La présence de phtalate détectée

"Autre résultat inquiétant : la présence de phtalates que nous n'avions pas détectés auparavant", poursuit l'enquête en citant une substance appelée DEHP. "Suspecté par l'ECHA, l'Agence européenne officielle en charge des substances chimiques, de pouvoir altérer la fertilité (...), le DEHP fait partie des phtalates les plus préoccupants", selon le magazine. 60 Millions de consommateurs déplore qu'"encore trop de marques restent floues sur les ingrédients utilisés dans leurs protections périodiques", en l'absence de réglementation contraignante. Souvent, les marques contestent la concentration détectée par les études du magazine mais ne nient pas pour autant la présence de cette substance dans leurs produits. “Spécifiquement pour le DEHP, le fabricant de la référence Always dit ne pas avoir observé de détection au niveau que nous signalons” explique le magazine.

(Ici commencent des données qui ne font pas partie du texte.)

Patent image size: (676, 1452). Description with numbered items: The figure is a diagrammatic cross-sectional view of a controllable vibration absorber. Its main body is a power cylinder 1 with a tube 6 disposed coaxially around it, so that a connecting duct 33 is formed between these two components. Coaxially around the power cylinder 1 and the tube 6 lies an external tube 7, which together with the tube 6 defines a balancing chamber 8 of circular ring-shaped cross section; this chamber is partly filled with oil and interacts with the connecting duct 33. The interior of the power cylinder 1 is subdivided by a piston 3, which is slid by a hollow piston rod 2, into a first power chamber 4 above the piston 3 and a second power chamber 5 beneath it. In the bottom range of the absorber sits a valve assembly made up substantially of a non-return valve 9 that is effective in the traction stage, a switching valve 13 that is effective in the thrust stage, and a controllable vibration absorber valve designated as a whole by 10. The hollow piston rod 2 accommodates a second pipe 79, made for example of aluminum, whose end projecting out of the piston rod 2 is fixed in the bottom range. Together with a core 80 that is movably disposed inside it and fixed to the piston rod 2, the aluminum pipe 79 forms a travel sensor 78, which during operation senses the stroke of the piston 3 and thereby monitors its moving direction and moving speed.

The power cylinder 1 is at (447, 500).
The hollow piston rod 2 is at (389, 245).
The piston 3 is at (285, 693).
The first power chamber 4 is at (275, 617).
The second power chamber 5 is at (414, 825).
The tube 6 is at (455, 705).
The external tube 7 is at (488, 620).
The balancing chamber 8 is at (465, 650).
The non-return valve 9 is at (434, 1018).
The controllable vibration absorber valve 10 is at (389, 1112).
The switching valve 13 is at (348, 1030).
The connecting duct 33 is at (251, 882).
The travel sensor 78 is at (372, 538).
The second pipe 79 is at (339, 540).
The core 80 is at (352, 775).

Bon point pour Love & Green et Organyc

Pour la revue de consommateurs, leurs résultats montrent que peu d’actions concluantes ont été prises par certaines marques trop souvent épinglées. "Les marques mises en cause ne sont pas forcément les mêmes mais le constat demeure. Les jeunes filles et les femmes qui portent des protections périodiques à usage unique peuvent être au contact de résidus pour le moins indésirables de manière chronique. “À quand une prise de conscience collective de la filière, depuis les fabricants de protections périodiques bio jusqu’aux marques leader pour écarter définitivement ces résidus ? À quand des études scientifiques indépendantes sur les perturbateurs endocriniens suspectés ?” interroge l’article.

Au final, les marques conventionnelles maxi-confort Doulys vendues par Leclerc et les tampons avec applicateur Carrefour s’en sortent bien. Du côté des références bio, en plus de Natracare qui assure que les niveaux de glyphosate sont indétectables dans leurs produits, les marques Love & Green et Organyc ont réussi le test haut la main.